Vor einiger Zeit hielt ich vor Berufschullehrern einen Vortrag zum Einsatz neuer Medien im Religionsunterricht und nach einiger Zeit fragte einer der anwesenden Lehrer: "Und wann sagen Sie mal was Kritisches?" Das ist die Erwartung an Theologen, die sich zu Medien äußern. Kritisch muss es sein, die Gefahren des Medienumgangs bedenken und möglichst noch die Jugendlichen vor zu viel Medienkonsum bewahrend. Diese Einstellung karikiert der Medienwissenschaftler Jochen Hörisch in seiner höchst lesenswerten Mediengeschichte "Der Sinn und die Sinne": "Kultur und Hochkultur zumal definiert sich nicht zuletzt über ihre Verachtung von Medien. Und wenn ihr zu schwanen beginnt, dass es ohne Medien auch keine Hochkultur geben kann, definiert sie sich eben über ihre Verwerfung von Massenmedien. Hochkulturell ist, wer Journalisten verachtet, wer nicht ins proletarische Kino geht, wer mit schlechtem Gewissen fernsieht, wer Computerspiele für verderblich hält und wer sich entschuldigt, wenn er nur eine E-mail und nicht einen handgeschriebenen Brief verfasst."

Und so begegne ich bei Lehrerfortbildungen weiterhin jenen Pädagogen, die ostentativ auf die Nutzung der Massenmedien verzichten, dies als programmatisch und pädagogisch sinnvollen Akt verstehen und deshalb kulturelle Phänomene wie den Fernsehsender MTV und seine Geschichte oder den Kino-Kultfilm Matrix nicht wahrnehmen wollen und können.
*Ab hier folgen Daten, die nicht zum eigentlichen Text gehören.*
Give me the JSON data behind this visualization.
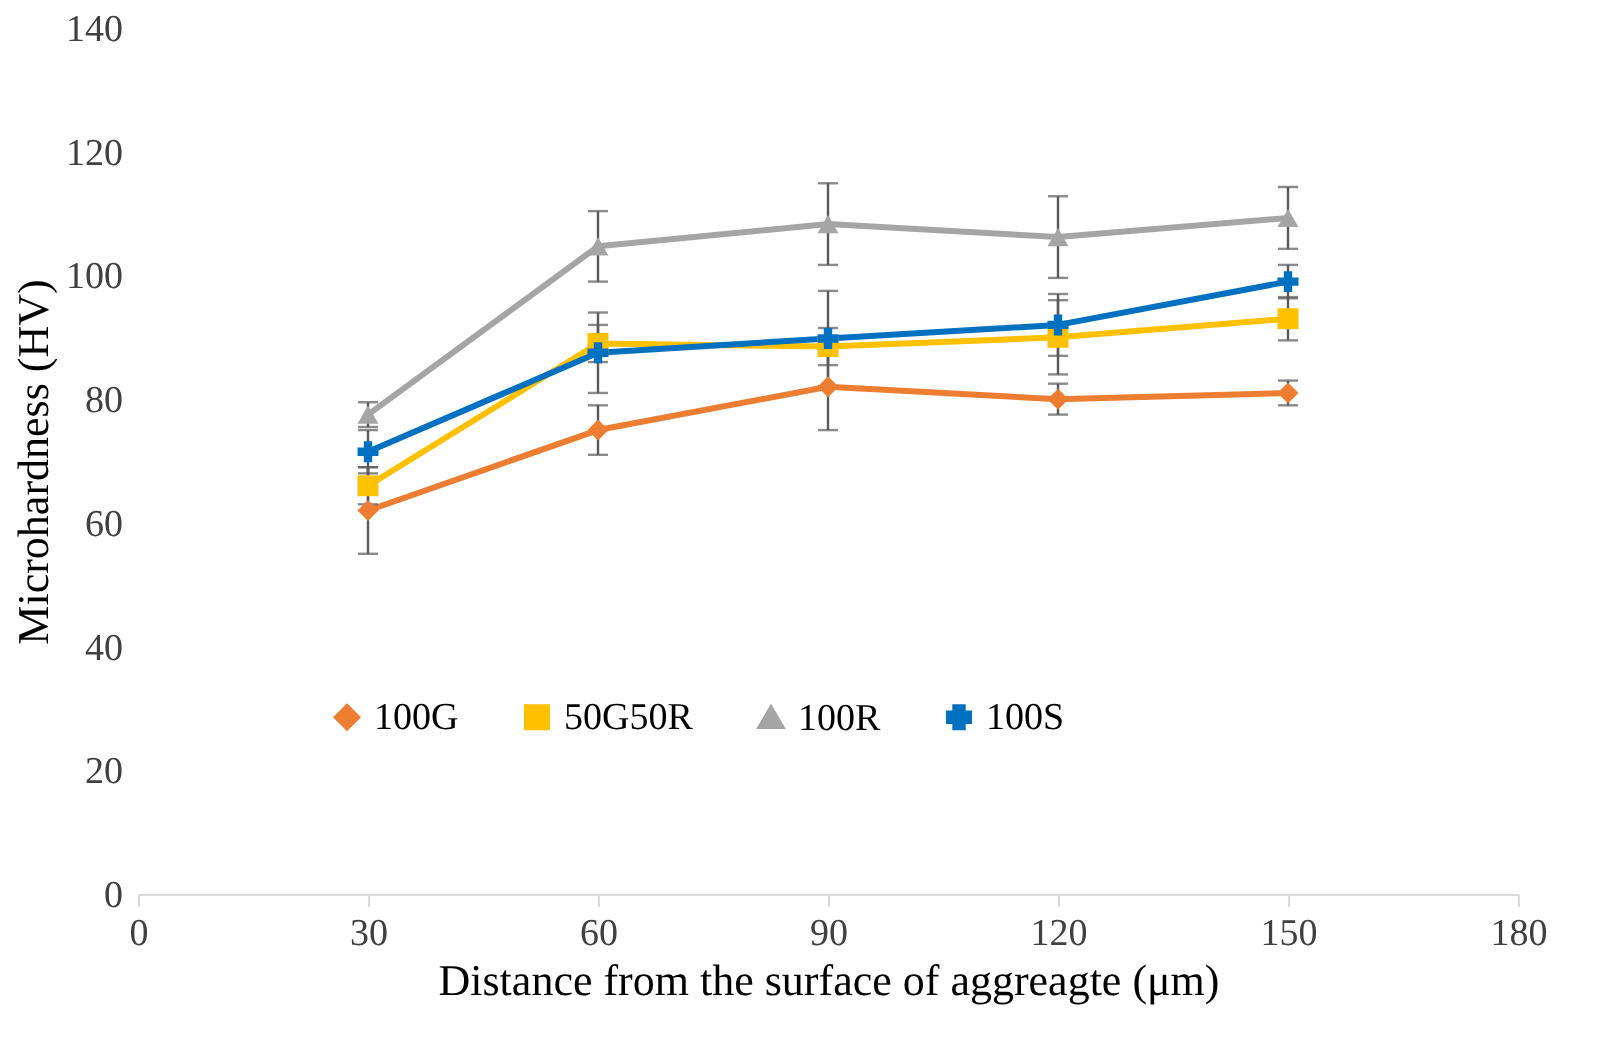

Ihr Urteil über die Massenmedien scheint unveränderlich festzustehen. Damit verlieren sie jedoch auch einen Teil der Alltagsrealität der Jugendlichen aus dem Blick. Worum es geht, ist im schulischen Kontext den gar nicht so "geheimen Miterziehern" über die Schulter zu gucken, zum Beispiel im Blick darauf, was sie als religiöse oder ethische Werte vorstellen, welche Deutungsrahmen für gelingendes oder scheiterndes Leben sie präsentieren oder welche Bilder sie für das Verständnis der Welt liefern. Wahrzunehmen ist, wie Religion heute in den kulturellen Massen-Medien Gestalt gewinnt, wie sie ästhetisch verarbeitet wird, wie ihr Formen- und Ausdrucksmaterial recycelt wird, wie popkulturell das Erbe der Religion (nicht nur in säkularisierter Gestalt) wiederauftaucht.

"Erziehung ist derjenige aktive Vorgang, in dem die ältere Generation die nachwachsende in die Kulturtechniken einweist, Sach-, Sinn-, Wert- und soziales Wissen vermittelt und so einerseits die Gesellschaft sich regeneriert, andererseits das Kind in seinem Wachstums- und Reifeprozess mit Hilfe der Erwachsenen in die Gesellschaft sich eingliedert." Dieser zunächst so einfache und sicher zutreffende Satz von Hans-Jürgen Fraas aus der theologischen Diskussion des Bildungs- und Erziehungsbegriffs verliert seine Selbstverständlichkeit, wenn man die Neuen Medien mit in die Überlegungen einbezieht. Wenn Erziehung jener aktive Vorgang ist, in dem die ältere Generation die nachwachsende in die Kulturtechniken einweist und sich die jüngste Kulturtechnik zwar über 100 Jahre ankündigt, sich dann aber innerhalb von nur sieben Jahren durchsetzt, dann ist es für die ältere Generation gar nicht so einfach, die nachfolgende in eine Kulturtechnik einzuweisen, in der sie selbst im Besten Fall Lernende ist, zum Teil aber auch diese neue Entwicklung noch gar nicht als solche zur Kenntnis genommen hat oder sie skeptisch beäugt. Und wenn zudem die neue Kulturtechnik die Organisation des tradierten Wissens umformt, die Ordnung der Diskurse neu strukturiert, wenn gewohnte Lernwege verändert oder sogar unterminiert werden, dann bildet das eine Herausforderung, die angenommen werden will. Erste Ansätze dazu zeichnen sich ab: Wilhelm Gräbs "Sinn fürs Unendliche. Religion in der Mediengesellschaft" und Klaas Huizings "Ästhetische Theologie II: Der inszenierte Mensch. Eine Medien-Anthropologie", beide im letzten Jahr erschienen, bieten - leider noch ohne religionspädagogische Akzentuierung - theologische Perspektiven der Annäherung an die religiösen Implikationen der Medienwelten.